Wow the term is now used so freely now yup they will accept the mark
soo I guess the conspiracy theorist were right about the new world order
You’ve really been a fear monger the last few months 😂
I don't want to be that guy Grahams but I needed that 100 dollar lol my eviction date is 19th and I needed that and a couple more 😭😭
"The New Stock Market World Order" sounds like something Ray Dalio would say.
It's never a federal offense when Graham does it!
Hmmm yeah that phrase "new world order" sounds really inspiring for us middle class folks.
So is the new world order still considered a conspiracy theory? If so, at this point, why?
Just noticed graham moves his arms and hands a lot
i wish he'd stop waving his hands around and stop distracting me from what he's saying. Too much message interference.
Hey im thinking of trying to get a real estate license but I don't really know where to start or if it would be worth it. I would love to see a updated video on the whole process and the process of renewing the license later down the line. Oh and I love your videos! thank you!
The wisest thing that should be on everyone mind currently should be to invest in different streams of income that doesn't depend on the govt. Especially with the current economic crisis around the word. This is still a good time to invest in Gold, silver and digital currencies(BTC, ETH..).
Great video as always Graham and thanks for inspiring me to create my own channel. Definitely a very scary time in the market but it's important just focus on what we can control. I'll just keep buying into the market and hopefully it will eventually bounce back.
Never let them know your next move
Graham: "Whats graham up its guys you here"
Is it bad that I've been investing in Betterment?
I'm in their Innovative Technology portfolio. (The ETFs are KOMP, VTI, VEA, SCHF, VWO).
Millennials got a double whammy: the great recession gave them no jobs, and 2020-2022 gave them high home prices while many millennials are desperately trying to earn a respectable salary to STILL catch up and pay off student loans, etc.
All I’m hearing is ,That now is best time to dollar cost average 😏
Why would you do that to a hundo! Messed up bro
Blackrock and china will own everything and you will own nothing
Your video titles are such clickbait clearly intended to rile up the Trump Nazis.
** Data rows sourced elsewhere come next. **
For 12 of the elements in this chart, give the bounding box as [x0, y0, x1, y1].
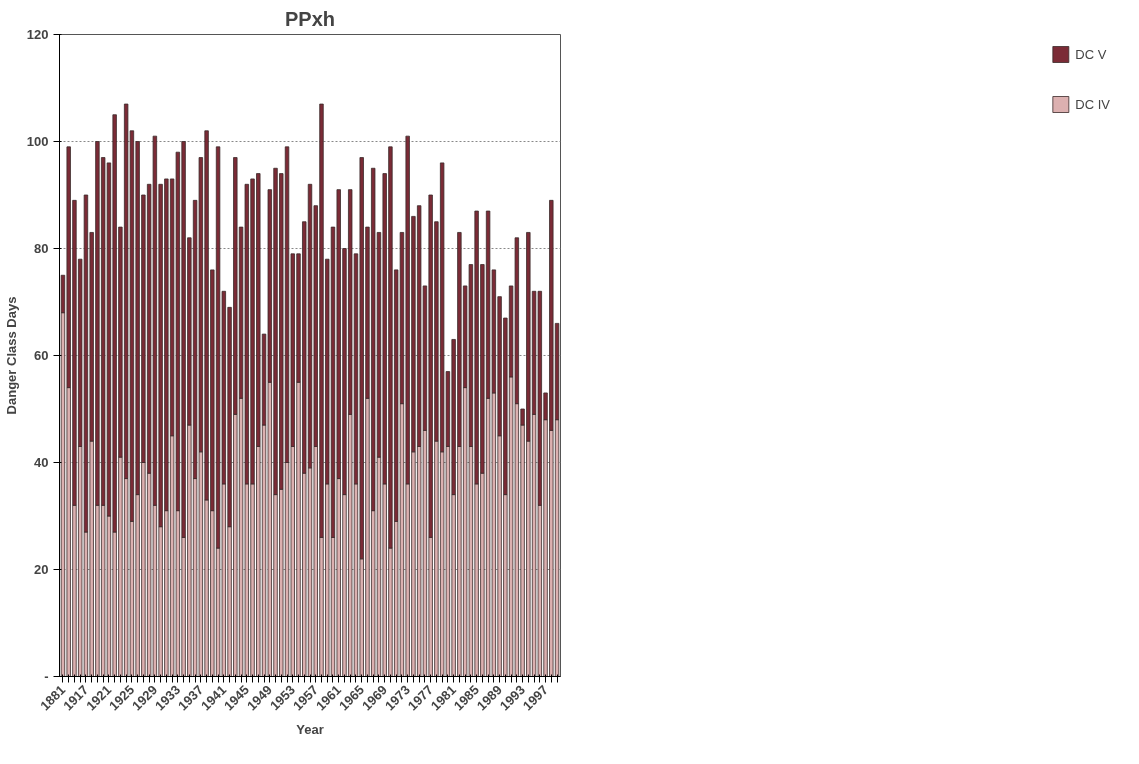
- x-axis-title: Year: [296, 722, 324, 738]
- y-tick-label: -: [44, 669, 49, 684]
- legend-label: DC IV: [1075, 96, 1110, 112]
- y-axis-title: Danger Class Days: [3, 296, 19, 415]
- y-tick-label: 20: [34, 562, 49, 577]
- chart-title: PPxh: [284, 7, 336, 30]
- y-tick-label: 100: [26, 134, 49, 149]
- y-tick-label: 60: [34, 348, 49, 363]
- legend-label: DC V: [1075, 46, 1107, 62]
- y-tick-label: 80: [34, 241, 49, 256]
- y-tick-label: 40: [34, 455, 49, 470]
- y-tick-label: 120: [26, 27, 49, 42]
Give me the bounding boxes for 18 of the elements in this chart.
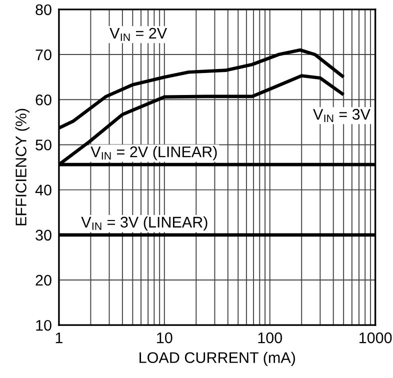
x-tick-label: 1: [56, 332, 62, 344]
x-axis-title: LOAD CURRENT (mA): [140, 352, 295, 366]
series-label: V$_{IN}$ = 3V (LINEAR): [81, 216, 208, 231]
y-tick-label: 10: [36, 320, 52, 331]
y-axis-title: EFFICIENCY (%): [15, 108, 30, 226]
y-tick-label: 30: [36, 230, 52, 241]
y-tick-label: 60: [36, 94, 52, 106]
y-tick-label: 80: [36, 4, 52, 16]
x-tick-label: 1000: [359, 332, 392, 344]
x-tick-label: 100: [258, 332, 282, 344]
series-label: V$_{IN}$ = 3V: [313, 108, 370, 122]
series-label: V$_{IN}$ = 2V (LINEAR): [90, 146, 217, 160]
x-tick-label: 10: [157, 332, 172, 344]
y-tick-label: 70: [36, 49, 52, 60]
y-tick-label: 40: [35, 184, 52, 196]
y-tick-label: 20: [36, 274, 52, 286]
text: V$_{IN}$ = 2V: [110, 28, 168, 41]
y-tick-label: 50: [36, 140, 52, 150]
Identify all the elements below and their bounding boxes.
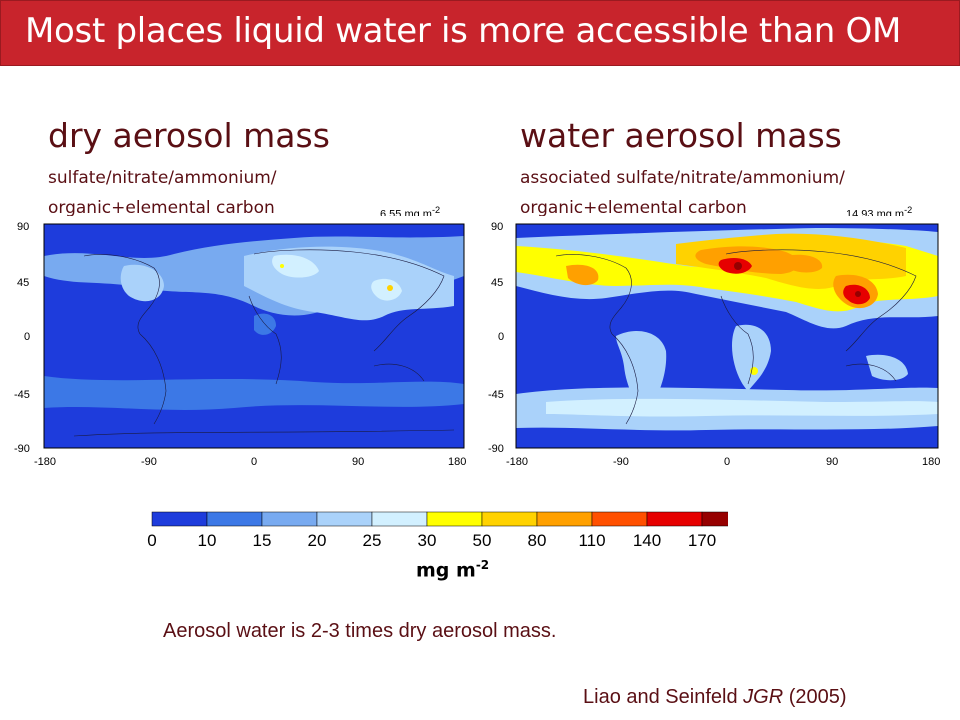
- colorbar-level-label: 20: [308, 531, 327, 550]
- title-bar: Most places liquid water is more accessi…: [0, 0, 960, 66]
- map-dry-xtick-m90: -90: [141, 456, 157, 468]
- panel-dry-subtitle-2: organic+elemental carbon: [48, 198, 275, 218]
- map-water-xtick-m180: -180: [506, 456, 528, 468]
- map-water: 90 45 0 -45 -90 -180 -90 0 90 180: [486, 216, 946, 479]
- colorbar-level-label: 15: [253, 531, 272, 550]
- blank-patch: [734, 502, 828, 542]
- panel-water-heading: water aerosol mass: [520, 116, 842, 155]
- colorbar: 0 10 15 20 25 30 50 80 110 140 170: [128, 504, 758, 554]
- panel-water-subtitle-1: associated sulfate/nitrate/ammonium/: [520, 168, 845, 188]
- map-water-ytick-45: 45: [491, 277, 503, 289]
- colorbar-level-label: 110: [578, 531, 605, 550]
- summary-note: Aerosol water is 2-3 times dry aerosol m…: [163, 620, 557, 642]
- map-dry-xtick-0: 0: [251, 456, 257, 468]
- colorbar-unit: mg m-2: [416, 558, 490, 582]
- colorbar-swatch: [371, 511, 428, 527]
- panel-dry-label-box: [30, 105, 340, 223]
- map-dry: 90 45 0 -45 -90 -180 -90 0 90 180: [14, 216, 484, 479]
- colorbar-swatch: [261, 511, 318, 527]
- colorbar-level-label: 25: [363, 531, 382, 550]
- citation: Liao and Seinfeld JGR (2005): [583, 686, 847, 708]
- colorbar-swatch: [536, 511, 593, 527]
- map-dry-ytick-45: 45: [17, 277, 29, 289]
- colorbar-swatch: [426, 511, 483, 527]
- colorbar-level-label: 30: [418, 531, 437, 550]
- map-water-ytick-90: 90: [491, 221, 503, 233]
- map-dry-xtick-90: 90: [352, 456, 364, 468]
- panel-dry-heading: dry aerosol mass: [48, 116, 330, 155]
- colorbar-swatch: [316, 511, 373, 527]
- map-water-svg: 90 45 0 -45 -90 -180 -90 0 90 180: [486, 216, 946, 474]
- colorbar-swatch: [591, 511, 648, 527]
- colorbar-level-label: 0: [147, 531, 156, 550]
- map-water-xtick-m90: -90: [613, 456, 629, 468]
- map-dry-ytick-0: 0: [24, 331, 30, 343]
- panel-dry-subtitle-1: sulfate/nitrate/ammonium/: [48, 168, 277, 188]
- map-dry-ytick-90: 90: [17, 221, 29, 233]
- map-water-ytick-m45: -45: [488, 389, 504, 401]
- map-dry-ytick-m45: -45: [14, 389, 30, 401]
- colorbar-level-label: 10: [198, 531, 217, 550]
- colorbar-level-label: 140: [633, 531, 661, 550]
- colorbar-svg: 0 10 15 20 25 30 50 80 110 140 170: [147, 511, 758, 550]
- map-dry-ytick-m90: -90: [14, 443, 30, 455]
- map-water-xtick-180: 180: [922, 456, 940, 468]
- map-water-ytick-m90: -90: [488, 443, 504, 455]
- colorbar-swatch: [206, 511, 263, 527]
- map-dry-xtick-m180: -180: [34, 456, 56, 468]
- map-dry-xtick-180: 180: [448, 456, 466, 468]
- map-water-xtick-0: 0: [724, 456, 730, 468]
- map-water-ytick-0: 0: [498, 331, 504, 343]
- colorbar-level-label: 170: [688, 531, 716, 550]
- colorbar-swatch: [151, 511, 208, 527]
- colorbar-swatch: [481, 511, 538, 527]
- colorbar-level-label: 80: [528, 531, 547, 550]
- colorbar-level-label: 50: [473, 531, 492, 550]
- panel-water-subtitle-2: organic+elemental carbon: [520, 198, 747, 218]
- map-dry-svg: 90 45 0 -45 -90 -180 -90 0 90 180: [14, 216, 484, 474]
- map-water-xtick-90: 90: [826, 456, 838, 468]
- colorbar-swatch: [646, 511, 703, 527]
- slide-title: Most places liquid water is more accessi…: [25, 11, 902, 51]
- panel-water-label-box: [490, 112, 940, 224]
- colorbar-swatch: [701, 511, 758, 527]
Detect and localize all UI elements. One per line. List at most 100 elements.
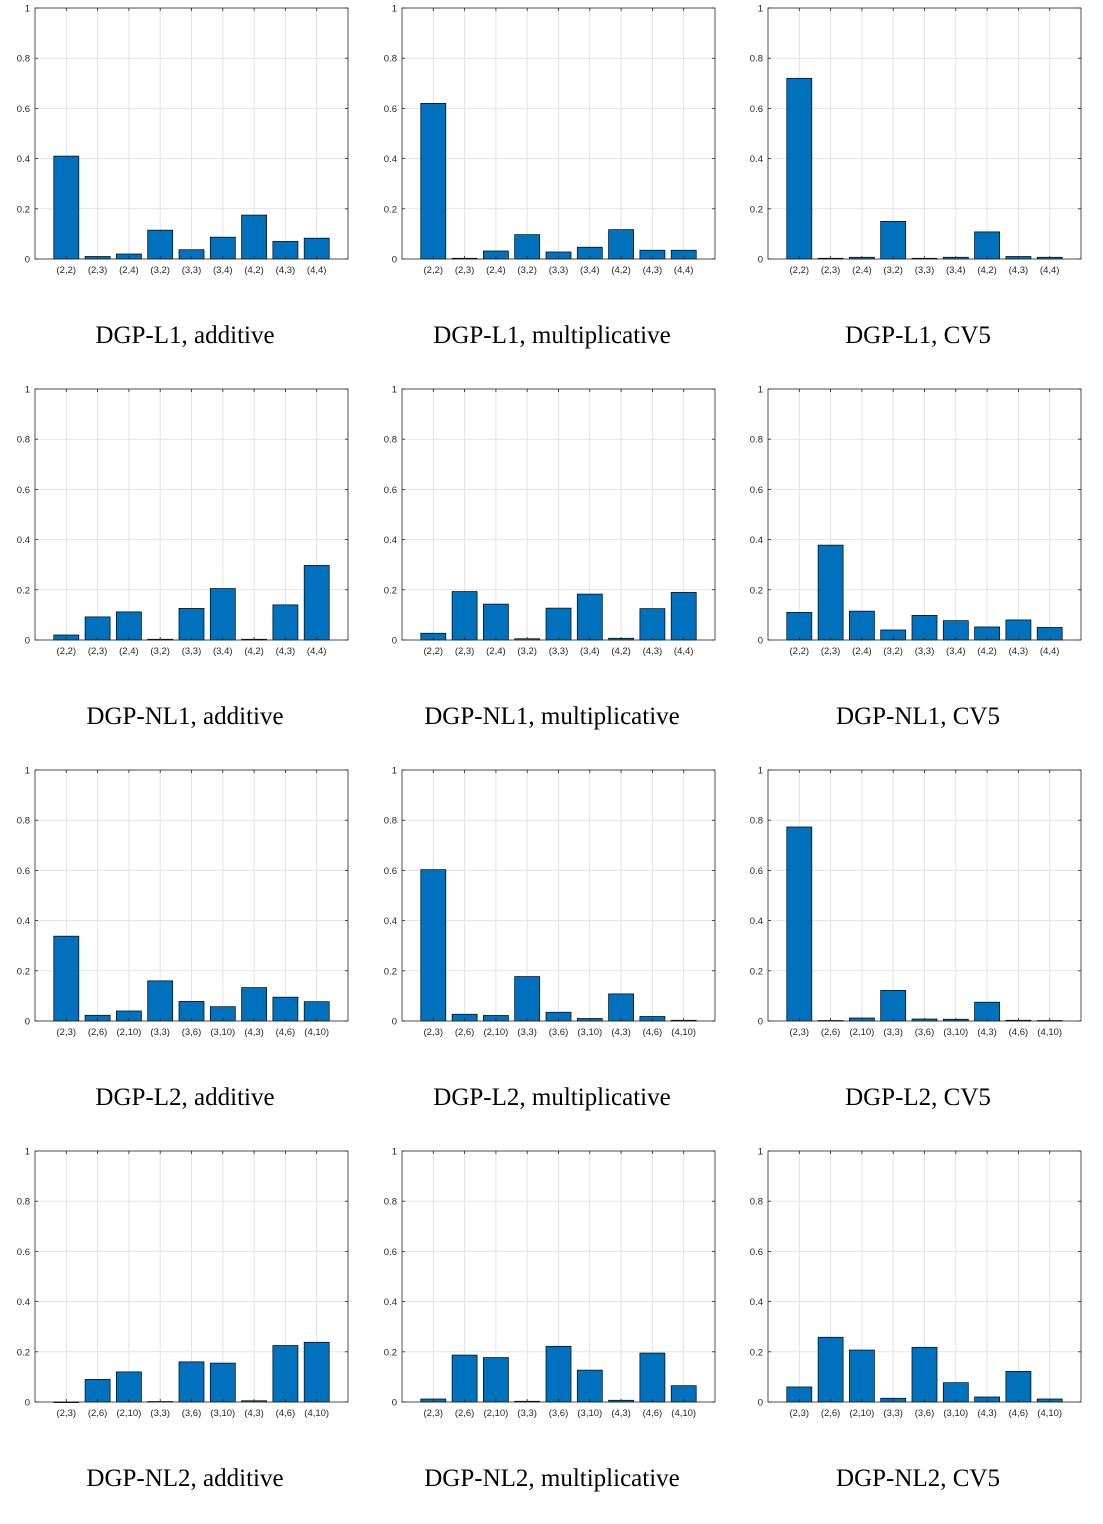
x-tick-label: (3,2)	[150, 646, 170, 657]
x-tick-label: (4,2)	[977, 646, 997, 657]
x-tick-label: (2,10)	[849, 1408, 874, 1419]
x-tick-label: (4,4)	[307, 646, 327, 657]
y-tick-label: 1	[392, 4, 397, 15]
bar	[608, 229, 634, 260]
x-tick-label: (2,3)	[57, 1027, 77, 1038]
bar	[911, 1346, 938, 1403]
bar	[576, 1369, 603, 1403]
x-tick-label: (4,3)	[276, 646, 296, 657]
bar	[639, 1352, 666, 1403]
chart-panel: 0 0.2 0.4 0.6 0.8 1 (2,2) (2,3) (2,4) (3,2) (3,3) (…	[733, 0, 1103, 381]
x-tick-label: (3,2)	[517, 265, 537, 276]
bar	[272, 1345, 299, 1403]
x-tick-label: (4,10)	[671, 1027, 696, 1038]
y-tick-label: 0.8	[750, 1197, 763, 1208]
y-tick-label: 1	[758, 766, 763, 777]
y-tick-label: 0.8	[750, 54, 763, 65]
y-tick-label: 0	[758, 255, 763, 266]
y-tick-label: 0.6	[384, 485, 397, 496]
y-tick-label: 0.6	[384, 104, 397, 115]
y-tick-label: 0.6	[384, 1247, 397, 1258]
x-tick-label: (2,2)	[57, 265, 77, 276]
bar	[786, 826, 813, 1022]
bar	[483, 1357, 509, 1403]
chart-caption: DGP-NL1, additive	[86, 703, 284, 730]
x-tick-label: (4,3)	[276, 265, 296, 276]
x-tick-label: (3,3)	[549, 646, 569, 657]
bar	[451, 591, 478, 641]
bar	[272, 996, 299, 1022]
y-tick-label: 0.6	[17, 104, 30, 115]
y-tick-label: 0	[25, 1398, 30, 1409]
x-tick-label: (3,4)	[946, 646, 966, 657]
x-tick-label: (4,6)	[643, 1027, 663, 1038]
x-tick-label: (3,2)	[883, 646, 903, 657]
bar-chart: 0 0.2 0.4 0.6 0.8 1 (2,2) (2,3) (2,4) (3,2) (3,3) (…	[17, 4, 349, 276]
bar-chart: 0 0.2 0.4 0.6 0.8 1 (2,2) (2,3) (2,4) (3,2) (3,3) (…	[17, 385, 349, 657]
bar-chart: 0 0.2 0.4 0.6 0.8 1 (2,2) (2,3) (2,4) (3,2) (3,3) (…	[384, 4, 716, 276]
x-tick-label: (2,3)	[455, 265, 475, 276]
bar	[53, 155, 80, 260]
chart-panel: 0 0.2 0.4 0.6 0.8 1 (2,3) (2,6) (2,10) (3,3) (3,6)…	[733, 762, 1103, 1143]
bar	[514, 234, 541, 260]
bar	[209, 1362, 236, 1403]
y-tick-label: 1	[25, 1147, 30, 1158]
bar	[116, 1371, 142, 1403]
bar	[514, 976, 541, 1022]
y-tick-label: 0.2	[750, 1347, 763, 1358]
y-tick-label: 0.6	[17, 866, 30, 877]
y-tick-label: 0.2	[17, 966, 30, 977]
bar	[84, 1379, 111, 1403]
x-tick-label: (3,10)	[943, 1027, 968, 1038]
y-tick-label: 1	[758, 385, 763, 396]
y-tick-label: 0.4	[750, 1297, 763, 1308]
x-tick-label: (4,3)	[643, 265, 663, 276]
x-tick-label: (4,3)	[244, 1408, 264, 1419]
x-tick-label: (4,4)	[674, 646, 694, 657]
bar	[303, 1341, 330, 1403]
bar	[241, 214, 267, 260]
x-tick-label: (4,6)	[1009, 1408, 1029, 1419]
bar	[116, 611, 142, 641]
x-tick-label: (2,3)	[821, 265, 841, 276]
x-tick-label: (3,3)	[182, 646, 202, 657]
bar-chart: 0 0.2 0.4 0.6 0.8 1 (2,3) (2,6) (2,10) (3,3) (3,6)…	[384, 1147, 716, 1419]
x-tick-label: (2,10)	[483, 1027, 508, 1038]
bar	[483, 603, 509, 641]
x-tick-label: (2,6)	[88, 1408, 108, 1419]
y-tick-label: 0.2	[384, 204, 397, 215]
y-tick-label: 0.8	[17, 1197, 30, 1208]
y-tick-label: 1	[392, 1147, 397, 1158]
y-tick-label: 0.4	[750, 535, 763, 546]
x-tick-label: (3,10)	[210, 1027, 235, 1038]
y-tick-label: 0.8	[384, 435, 397, 446]
y-tick-label: 0.8	[384, 1197, 397, 1208]
chart-caption: DGP-L1, additive	[95, 322, 275, 349]
chart-panel: 0 0.2 0.4 0.6 0.8 1 (2,2) (2,3) (2,4) (3,2) (3,3) (…	[0, 381, 370, 762]
y-tick-label: 0.4	[17, 1297, 30, 1308]
x-tick-label: (3,6)	[182, 1027, 202, 1038]
x-tick-label: (2,4)	[486, 646, 506, 657]
bar	[849, 1349, 875, 1403]
x-tick-label: (3,10)	[577, 1027, 602, 1038]
bar	[911, 615, 938, 641]
y-tick-label: 0.6	[750, 866, 763, 877]
bar	[84, 616, 111, 641]
x-tick-label: (2,4)	[852, 265, 872, 276]
x-tick-label: (2,6)	[455, 1027, 475, 1038]
y-tick-label: 0.4	[384, 1297, 397, 1308]
y-tick-label: 0.8	[17, 54, 30, 65]
chart-caption: DGP-NL1, CV5	[836, 703, 1000, 730]
x-tick-label: (4,2)	[244, 646, 264, 657]
y-tick-label: 0.6	[17, 1247, 30, 1258]
bar	[420, 869, 447, 1022]
chart-caption: DGP-NL2, multiplicative	[424, 1465, 680, 1492]
chart-caption: DGP-NL2, additive	[86, 1465, 284, 1492]
chart-caption: DGP-NL1, multiplicative	[424, 703, 680, 730]
bar	[817, 1336, 844, 1403]
x-tick-label: (3,4)	[580, 646, 600, 657]
x-tick-label: (3,3)	[549, 265, 569, 276]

The year is 2030, you have no privacy, own nothing and you have never been happier
In a zero interest rate environment, companies could generate any earnings and as long as it was above 0 and that helped to prop up markets. But when rates are higher, companies meager earnings aren't worth infinity anymore, and then stock prices come back down to earth
That’s it I’m unfollowing this channel. It’s the same content recycled over and over.
Hey Graham I love the channel from south africa
Hey Grahams, do you think it's good time to invest right now. The uncertainty is certainly there but big money is also there. It's like 50 50 right now 😅😅
Before watching this I’m going to make a guess that I need to continue to invest in index funds. But we need to hear it. Keep it coming graham!
Who's betting on a 0.5% rate hike by the Fed's May meeting? 🧐
You should look into SoFi banking. They pay 1.25% APY with direct deposit. No cap on balance for APY.